What the Java mapping does specify are two property keys (or, ‘property names’) for each service: one that is used to find the name of the class implementing initializeHandle, a second that is used to find the URL that a URLClassloader can use to find the named class. When the client allocates a factory for the service, the System properties are searched using these keys. One finds the definition of the keys for the NTF in the NtfHandleFactory class.

These properties might be set on behalf of the client when the client is launched, perhaps on the command line. That is, the client inherits these properties. The client might also be able to set these properties programmatically. We say ‘might’ because the client might not have permission to set these properties. The means for the client to set these properties was included in the specification for testing purposes: it is not a mechanism suggested for production use.

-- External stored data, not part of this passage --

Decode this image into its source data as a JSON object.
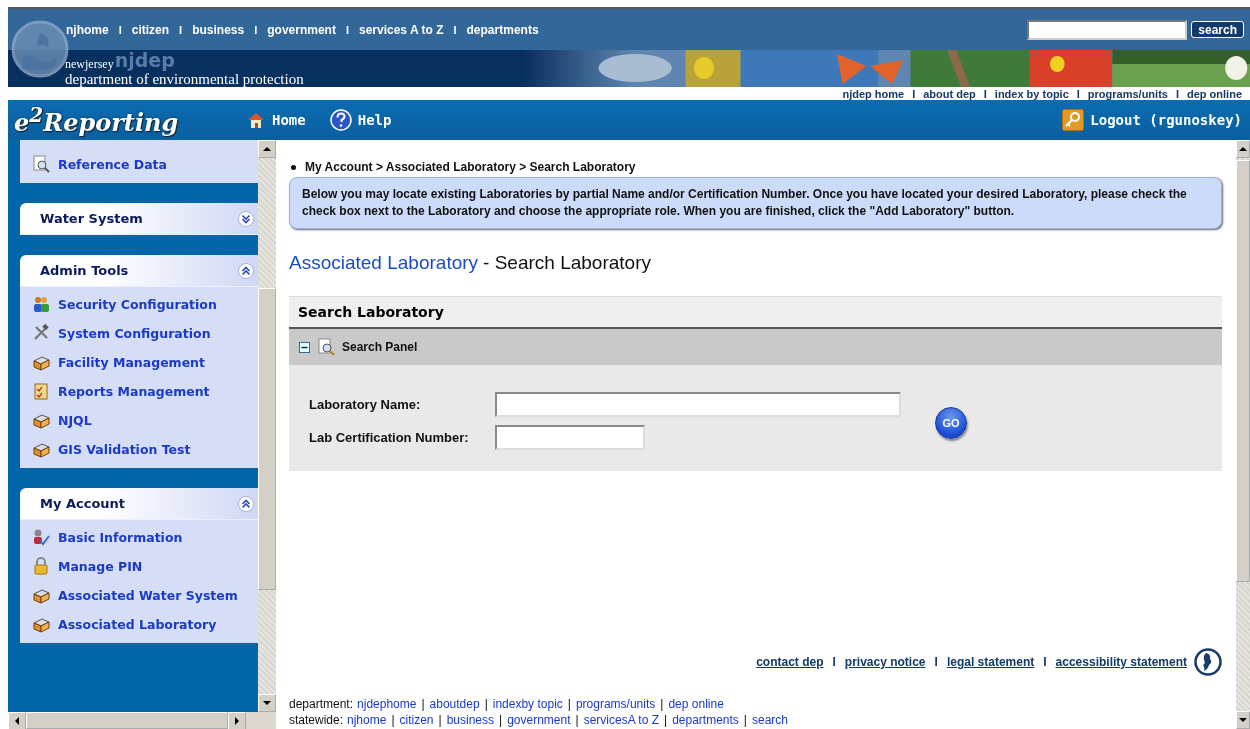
{
  "top_nav": {
    "links": [
      {
        "kind": "link",
        "text": "njhome"
      },
      {
        "kind": "separator",
        "text": "I"
      },
      {
        "kind": "link",
        "text": "citizen"
      },
      {
        "kind": "separator",
        "text": "I"
      },
      {
        "kind": "link",
        "text": "business"
      },
      {
        "kind": "separator",
        "text": "I"
      },
      {
        "kind": "link",
        "text": "government"
      },
      {
        "kind": "separator",
        "text": "I"
      },
      {
        "kind": "link",
        "text": "services A to Z"
      },
      {
        "kind": "separator",
        "text": "I"
      },
      {
        "kind": "link",
        "text": "departments"
      }
    ],
    "search_button": "search"
  },
  "banner": {
    "small": "newjersey",
    "mark": "njdep",
    "name": "department of environmental protection",
    "kind": "picture"
  },
  "dep_links": [
    {
      "kind": "link",
      "text": "njdep home"
    },
    {
      "kind": "separator",
      "text": "I"
    },
    {
      "kind": "link",
      "text": "about dep"
    },
    {
      "kind": "separator",
      "text": "I"
    },
    {
      "kind": "link",
      "text": "index by topic"
    },
    {
      "kind": "separator",
      "text": "I"
    },
    {
      "kind": "link",
      "text": "programs/units"
    },
    {
      "kind": "separator",
      "text": "I"
    },
    {
      "kind": "link",
      "text": "dep online"
    }
  ],
  "app_bar": {
    "logo": "e$^{2}$Reporting",
    "home": "Home",
    "help": "Help",
    "logout": "Logout (rgunoskey)"
  },
  "sidebar": {
    "sections": [
      {
        "items": [
          "Reference Data"
        ]
      },
      {
        "title": "Water System",
        "expanded": false
      },
      {
        "title": "Admin Tools",
        "expanded": true,
        "items": [
          "Security Configuration",
          "System Configuration",
          "Facility Management",
          "Reports Management",
          "NJQL",
          "GIS Validation Test"
        ]
      },
      {
        "title": "My Account",
        "expanded": true,
        "items": [
          "Basic Information",
          "Manage PIN",
          "Associated Water System",
          "Associated Laboratory"
        ]
      }
    ]
  },
  "main": {
    "breadcrumb": "My Account > Associated Laboratory > Search Laboratory",
    "info": "Below you may locate existing Laboratories by partial Name and/or Certification Number. Once you have located your desired Laboratory, please check the check box next to the Laboratory and choose the appropriate role. When you are finished, click the \"Add Laboratory\" button.",
    "heading_link": "Associated Laboratory",
    "heading_rest": "- Search Laboratory",
    "panel_title": "Search Laboratory",
    "search_panel": {
      "title": "Search Panel",
      "expanded": true
    },
    "fields": [
      {
        "label": "Laboratory Name:",
        "kind": "wide"
      },
      {
        "label": "Lab Certification Number:",
        "kind": "narrow"
      }
    ],
    "go_button": "GO"
  },
  "footer": {
    "links": [
      {
        "kind": "link",
        "text": "contact dep"
      },
      {
        "kind": "separator",
        "text": "I"
      },
      {
        "kind": "link",
        "text": "privacy notice"
      },
      {
        "kind": "separator",
        "text": "I"
      },
      {
        "kind": "link",
        "text": "legal statement"
      },
      {
        "kind": "separator",
        "text": "I"
      },
      {
        "kind": "link",
        "text": "accessibility statement"
      }
    ],
    "lines": [
      {
        "label": "department:",
        "items": [
          {
            "kind": "link",
            "text": "njdephome"
          },
          {
            "kind": "separator",
            "text": "|"
          },
          {
            "kind": "link",
            "text": "aboutdep"
          },
          {
            "kind": "separator",
            "text": "|"
          },
          {
            "kind": "link",
            "text": "indexby topic"
          },
          {
            "kind": "separator",
            "text": "|"
          },
          {
            "kind": "link",
            "text": "programs/units"
          },
          {
            "kind": "separator",
            "text": "|"
          },
          {
            "kind": "link",
            "text": "dep online"
          }
        ]
      },
      {
        "label": "statewide:",
        "items": [
          {
            "kind": "link",
            "text": "njhome"
          },
          {
            "kind": "separator",
            "text": "|"
          },
          {
            "kind": "link",
            "text": "citizen"
          },
          {
            "kind": "separator",
            "text": "|"
          },
          {
            "kind": "link",
            "text": "business"
          },
          {
            "kind": "separator",
            "text": "|"
          },
          {
            "kind": "link",
            "text": "government"
          },
          {
            "kind": "separator",
            "text": "|"
          },
          {
            "kind": "link",
            "text": "servicesA to Z"
          },
          {
            "kind": "separator",
            "text": "|"
          },
          {
            "kind": "link",
            "text": "departments"
          },
          {
            "kind": "separator",
            "text": "|"
          },
          {
            "kind": "link",
            "text": "search"
          }
        ]
      }
    ]
  }
}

For our example, we will actually set the properties using client code:

 /**
  * Change this as needed to adopt to vendors
  * and local install environment.
  */
static final String SAF_IMPL_PROVIDER_URL =
“http://localhost:8080/saforum/providers/com.provider/impl/classes/”;

/**
 * Class name of implementation of factory
 */
static final String SAF_IMPL_NTF_CLASSNAME =
“com.provider.ais.ntf.ntfImpl.NtfHandleFactoryImpl”;
/**
 * Set up implementation configuration information for
 * SA Forum services. This needs to be done before
 * instantiating any services. Note that the execution
 * environment, including security
 * settings applicable to system properties, may override
 * this configuration.
 */
static protected void safSetup() {

System.setProperty(NtfHandleFactory.IMPL_CLASSNAME_KEY,
       SAF_IMPL_NTF_CLASSNAME);
  System.setProperty(NtfHandleFactory.IMPL_URL_KEY,
       SAF_IMPL_PROVIDER_URL);
}

12.4.1.2 Instantiating a Service Instance

With the configuration set, we can now obtain a NTF instance.

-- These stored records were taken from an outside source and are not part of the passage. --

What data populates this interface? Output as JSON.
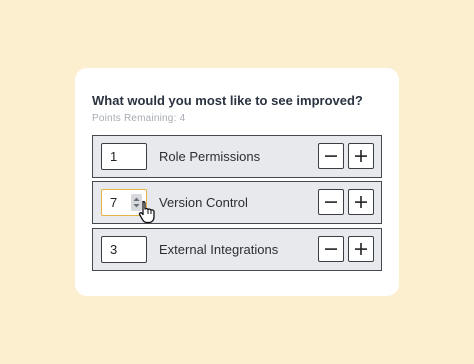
{
  "survey": {
    "question": "What would you most like to see improved?",
    "points_label": "Points Remaining:",
    "points_remaining": "4",
    "items": [
      {
        "label": "Role Permissions",
        "value": "1"
      },
      {
        "label": "Version Control",
        "value": "7"
      },
      {
        "label": "External Integrations",
        "value": "3"
      }
    ]
  },
  "colors": {
    "background": "#fcefcf",
    "card": "#ffffff",
    "row_fill": "#e8e9ec",
    "focus_border": "#e3b445"
  },
  "icons": {
    "decrement": "minus-icon",
    "increment": "plus-icon",
    "spinner": "spinner-arrows-icon",
    "cursor": "hand-pointer-cursor-icon"
  }
}
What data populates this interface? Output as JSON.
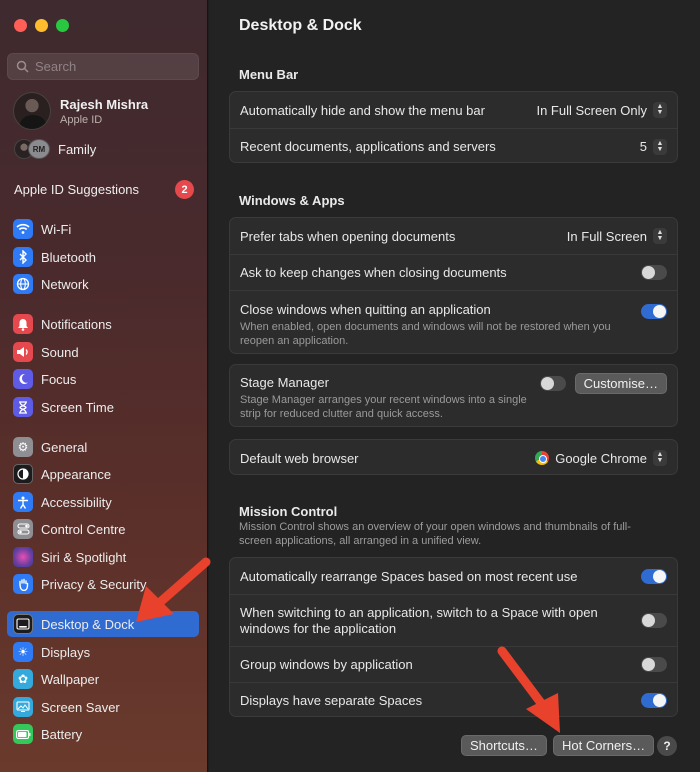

In our example, each GateKeeper object has its own NTF instance. An alternative approach would be that different functional areas of the client code would share a single service. It is mostly a matter of client architecture choice: ‘mostly’ because creating a service instance can be rather heavyweight in terms of communication between servers and in the maintenance of shared state between servers. This might, in practice, constrain architectural choice.

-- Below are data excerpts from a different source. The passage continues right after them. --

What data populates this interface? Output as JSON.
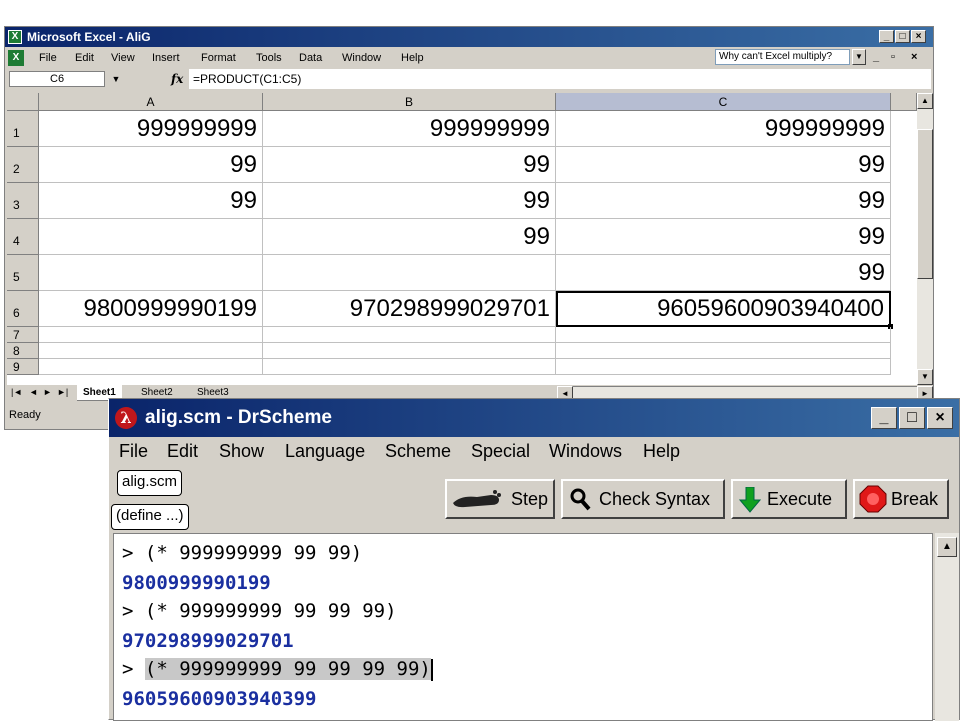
{
  "excel": {
    "title": "Microsoft Excel - AliG",
    "menu": [
      "File",
      "Edit",
      "View",
      "Insert",
      "Format",
      "Tools",
      "Data",
      "Window",
      "Help"
    ],
    "ask_box": "Why can't Excel multiply?",
    "name_box": "C6",
    "fx_label": "fx",
    "formula": "=PRODUCT(C1:C5)",
    "columns": [
      "A",
      "B",
      "C"
    ],
    "rows": [
      {
        "num": "1",
        "cells": [
          "999999999",
          "999999999",
          "999999999"
        ]
      },
      {
        "num": "2",
        "cells": [
          "99",
          "99",
          "99"
        ]
      },
      {
        "num": "3",
        "cells": [
          "99",
          "99",
          "99"
        ]
      },
      {
        "num": "4",
        "cells": [
          "",
          "99",
          "99"
        ]
      },
      {
        "num": "5",
        "cells": [
          "",
          "",
          "99"
        ]
      },
      {
        "num": "6",
        "cells": [
          "9800999990199",
          "970298999029701",
          "96059600903940400"
        ]
      },
      {
        "num": "7",
        "cells": [
          "",
          "",
          ""
        ]
      },
      {
        "num": "8",
        "cells": [
          "",
          "",
          ""
        ]
      },
      {
        "num": "9",
        "cells": [
          "",
          "",
          ""
        ]
      }
    ],
    "sheets": [
      "Sheet1",
      "Sheet2",
      "Sheet3"
    ],
    "status": "Ready"
  },
  "drscheme": {
    "title": "alig.scm - DrScheme",
    "menu": [
      "File",
      "Edit",
      "Show",
      "Language",
      "Scheme",
      "Special",
      "Windows",
      "Help"
    ],
    "file_pill": "alig.scm",
    "define_pill": "(define ...)",
    "buttons": {
      "step": "Step",
      "check_syntax": "Check Syntax",
      "execute": "Execute",
      "break": "Break"
    },
    "repl": [
      {
        "kind": "input",
        "text": "> (* 999999999 99 99)"
      },
      {
        "kind": "output",
        "text": "9800999990199"
      },
      {
        "kind": "input",
        "text": "> (* 999999999 99 99 99)"
      },
      {
        "kind": "output",
        "text": "970298999029701"
      },
      {
        "kind": "prompt",
        "text": "> "
      },
      {
        "kind": "selected",
        "text": "(* 999999999 99 99 99 99)"
      },
      {
        "kind": "output",
        "text": "96059600903940399"
      }
    ]
  }
}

Both the GateKeeper and the GateWatcher extend an abstract class called NotificationWrapper that holds shared data and logic. This class also suggests a common lifecycle of initialize, use, and then shut down. The handle field is inherited from NotificationWrapper.

In the GateKeeper example, the initialize method instantiates the NTF as well as the associated producer. Data that will be sent with each notification is also initialized:

public void initialize() {
  
Version version = new Version('A', (short) 2, (short) 1);
  
NtfHandle.Callbacks callbacks = new NtfHandle.Callbacks();
  
NtfHandleFactory factory = new NtfHandleFactory();
try {
 handle = factory.initializeHandle(callbacks, version);
 producer = handle.getProducer();
} catch (AisException e) {
      e.printStackTrace(); // acceptable for an example
}
  
       classId = new ClassId();
       classId.vendorId = 33333;
       classId.majorId = 995;
       classId.minorId = 1;
  
     serviceProvider =
         new ServiceUser();
     serviceProvider.value =
  new ValueStringImpl(“switch configurator”);
     securityAlarmDetector =
  new SecurityAlarmDetector();
  securityAlarmDetector.value =
 new ValueStringImpl(
          “com.example.notifications.GateKeeper.checkAccess”
          );  
}

Of particular note:

1. The GateKeeper is requesting version A.02.02 even though later versions are available.
2. A Callbacks structure is allocated, but no callbacks are supplied here since the GateKeeper is never going to request an operation that would require them.
3. Once the NTF instance is obtained (i.e., handle is initialized), we immediately request the associated Producer object. The handle will be used again only to shut down the service.
4. Marshaling data and requesting service.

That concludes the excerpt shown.